Re^3: 64-bit digest algorithms

Replies are listed 'Best First'.
Re^4: 64-bit digest algorithms by massa (Hermit) on Nov 13, 2008 at 11:17 UTC
There is an arbitrary-output-size hash function family called RadioGatún... []s, HTH, Massa (κς,πμ,πλ)	[reply]
Re^4: 64-bit digest algorithms by BrowserUk (Patriarch) on Nov 15, 2008 at 06:49 UTC
This (see the red on the graphic and the conclusions) is why you don't use cyclic redundancy check algorithms for hashing purposes.	[reply]

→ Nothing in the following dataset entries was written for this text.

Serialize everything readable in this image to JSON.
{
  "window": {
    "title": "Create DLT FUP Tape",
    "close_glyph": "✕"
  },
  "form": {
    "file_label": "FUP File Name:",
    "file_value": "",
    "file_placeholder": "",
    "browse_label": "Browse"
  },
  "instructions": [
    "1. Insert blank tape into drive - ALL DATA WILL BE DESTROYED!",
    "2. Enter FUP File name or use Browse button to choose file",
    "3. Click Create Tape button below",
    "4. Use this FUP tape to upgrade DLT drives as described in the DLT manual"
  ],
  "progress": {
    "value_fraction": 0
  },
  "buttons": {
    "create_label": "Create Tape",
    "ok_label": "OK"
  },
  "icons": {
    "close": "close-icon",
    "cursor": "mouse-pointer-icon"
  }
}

Re^5: 64-bit digest algorithms by gone2015 (Deacon) on Nov 20, 2008 at 20:03 UTC
why you don't use cyclic redundancy check algorithms for hashing purposes. This surprised me. So I've been running a few tests. I've dug out my copy of Knuth, and refreshed my memory on how you calculate the probability of 'c' collisions if you throw 'm' balls at random into 'n' bins. Then I ran three tests. Each test uses randomly constructed 8-12 byte strings, each byte being 0..255 -- the distribution of string lengths and byte values should be even, assuming my 64-bit random number generator is good (which I believe it is). The tests were: take 1M (2^20) strings and count the number of collisions when using (a) CRC-32 and (b) FNV (see below). This was done 500 times, and the resulting distribution of numbers of collisions plotted against the expected distribution. See: Test-1. take 16,384 (2^14) strings and count the number of collisions when using (a) CRC-32 and (b) FNV, and XORing the MS and LS halves to give a 16-bit hash. This was done 1,000 times, and the resulting distribution of numbers of collisions plotted against the expected distribution. See: Test-2. as (2) but using (a) the LS and (b) the MS halves of CRC-32 to give a 16-bit hash. This was done 1,000 times. See: Test-3. Visual inspection of these plots does not suggest that CRC-32 is clearly distinguishable from uniform randomness. The middle part of the FNV distributions is a little taller, suggesting it is a little less variable in it's results. The full 32-bit CRC-32 hash leans a little towards a few more collisions than expected, a little, perhaps... I'm not sure whether to apply chi-squared or Kolmogorov-Smirnov to the data I have... but the plots don't suggest to me that CRC-32 is a bad hash. If anyone can suggest a better test or a better statistical approach, or has contrary results, I'd love to hear ! The FNV hash is taken from http://bretm.home.comcast.net/~bretm/hash/6.html. What it comes down to is: `U32 FNV_Hash(U8 * p, int l) { U32 hash = 2166136261 ; while (l--) { hash = (hash * 16777619) ^ *p++ ; } ; return hash ; } ;` [download]	[reply] [d/l]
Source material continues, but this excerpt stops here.